那一刻,她才恍惚觉得,站在顶峰去关怀天下苍生,太久了,她竟然有太多的事情没有感受过,也忘记她还是一个弱小的女孩时,她又是何模样。
她不会撒娇,也不会卖乖,她不需要人保护,也不需别人为她担忧,她是无所不能的,她是所向披靡的,她是天下第一。
她不悔,不悔人生中因此失去的美好,也不悔为此付出的所有代价,她可以以性命,以一生,去坚守世上最可笑的东西。

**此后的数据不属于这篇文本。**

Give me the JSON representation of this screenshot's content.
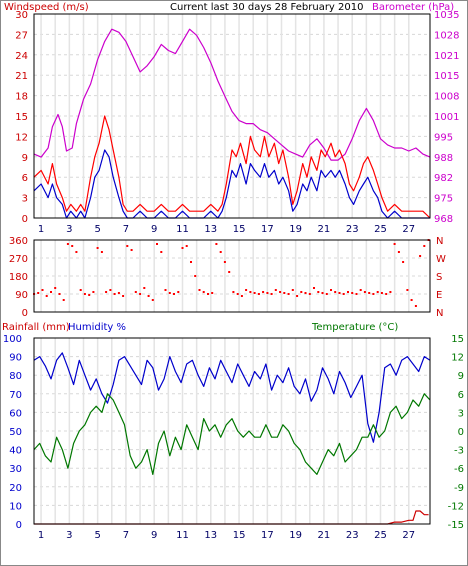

就算无人为她的心动容落泪,就算这条路她快要走到了尽头,可她依旧出剑,为了侠客的桀骜,也为了那孤注一掷的豪情。
当她染血的双手提剑挡去一击时,她再没有了力气,那一刻她想到了许多,许多从前的事情,也有许多以后的事情。
或许,今日就是决别的时候了,她无法再持剑斩妖除魔,扶助弱小,她也无法再兑现和崔劢一起离开这里的承诺。
那千万道剑光向她闪来的一瞬,她看到了崔劢,看到了季喜,看到了玉真,看到了许多她无法忘怀的人,她也看到了天边闪过的冷蓝剑光。
“欺负我教头,好玩吗?”南山听到了熟悉的声音,她定睛去看,手持风雷剑的少年背对着她,半束的头发在风中飘扬。
罗在一剑击败了涌上来的人,他回过身,两步走到她的身边,问道:“教头,你还好吧。”
周身的疼痛已令南山没有了知觉,她仿佛僵硬又虚弱的的灵魂,看一眼怀中孩子的脸说道:“都好。”
“我们快走。”罗在将南山护在身后,两人不敢拖沓,趁着刚刚那一剑震慑住了众人,两人退到小巷之中。
南山走了几步就再也走不动了,刚刚一战耗费了她太多的体力,虽然听不见铃声后,头疼缓解了许多,可她的双腿开始沉重,灌来的冷风也令她难以呼吸。
她还未从活下来的恍惚中回过神来,罗在看她靠着墙壁,便将她往肩上一架,边走边说道:“童大人听说出事了,让王蔻他们去妙觉庵帮忙,我则来找教头。”
南山默默侧头看他一眼,便回过眼神,看向无尽的火海与无尽的夜色。那片茫茫好似没有尽头,她感到自己步履蹒跚,难以再迈开一步。
走的越慢,追兵便越近,她忽然听见一声尖啸划破长夜,她回首看见一点星光如乘奔御风一般飞来,那一瞬间,她提剑去挡。
眼也没有一眨的刹那,她拼出了全部力气,飞剑被斩作两段,剑柄落地,断剑却穿透了罗在的胸膛。
她怔住了,心忽然停止了跳动,一只手将她的心捏碎,鲜血疯狂地喷溅出来。
罗在的大眼睛睁得更大了,他的脸庞霎时苍白,风雷剑从他手中坠落,那一瞬痛苦过去,他的目光渐渐灰败,他微微笑起来,眼中闪过最后一抹星光。
南山睁大了眼睛,那昏暗的夜,没有颜色的月光,杂雪乱蓬蓬的飞进她的眼里。她连泪也流不出来,嘴唇颤抖了几下,却没有叫出他最后的名字。
“教头,你是天下第一吗?”
“算是吧。”
“做天下第一,就能救很多人吗?”
“是啊。”
“教头,我要做天下第一。”
他渐渐长大的脸庞,他追寻这光芒的目光,他一生最伟大的愿望,在这血火纷飞的夜里,戛然而止。
说不清哪里,她感到疼痛令她颤抖,天如此的黑,带走了她眼前的最后一缕光,痛苦将她笼罩,将她血肉撕裂开。
哽咽锁喉,一声大喊冲破她的嗓关,她拔起风雷,高高跃起,风雷剑如星斗坠落,冷蓝交烁。
那一刻她如鹰隼一般的身影,凝滞在夜空之中。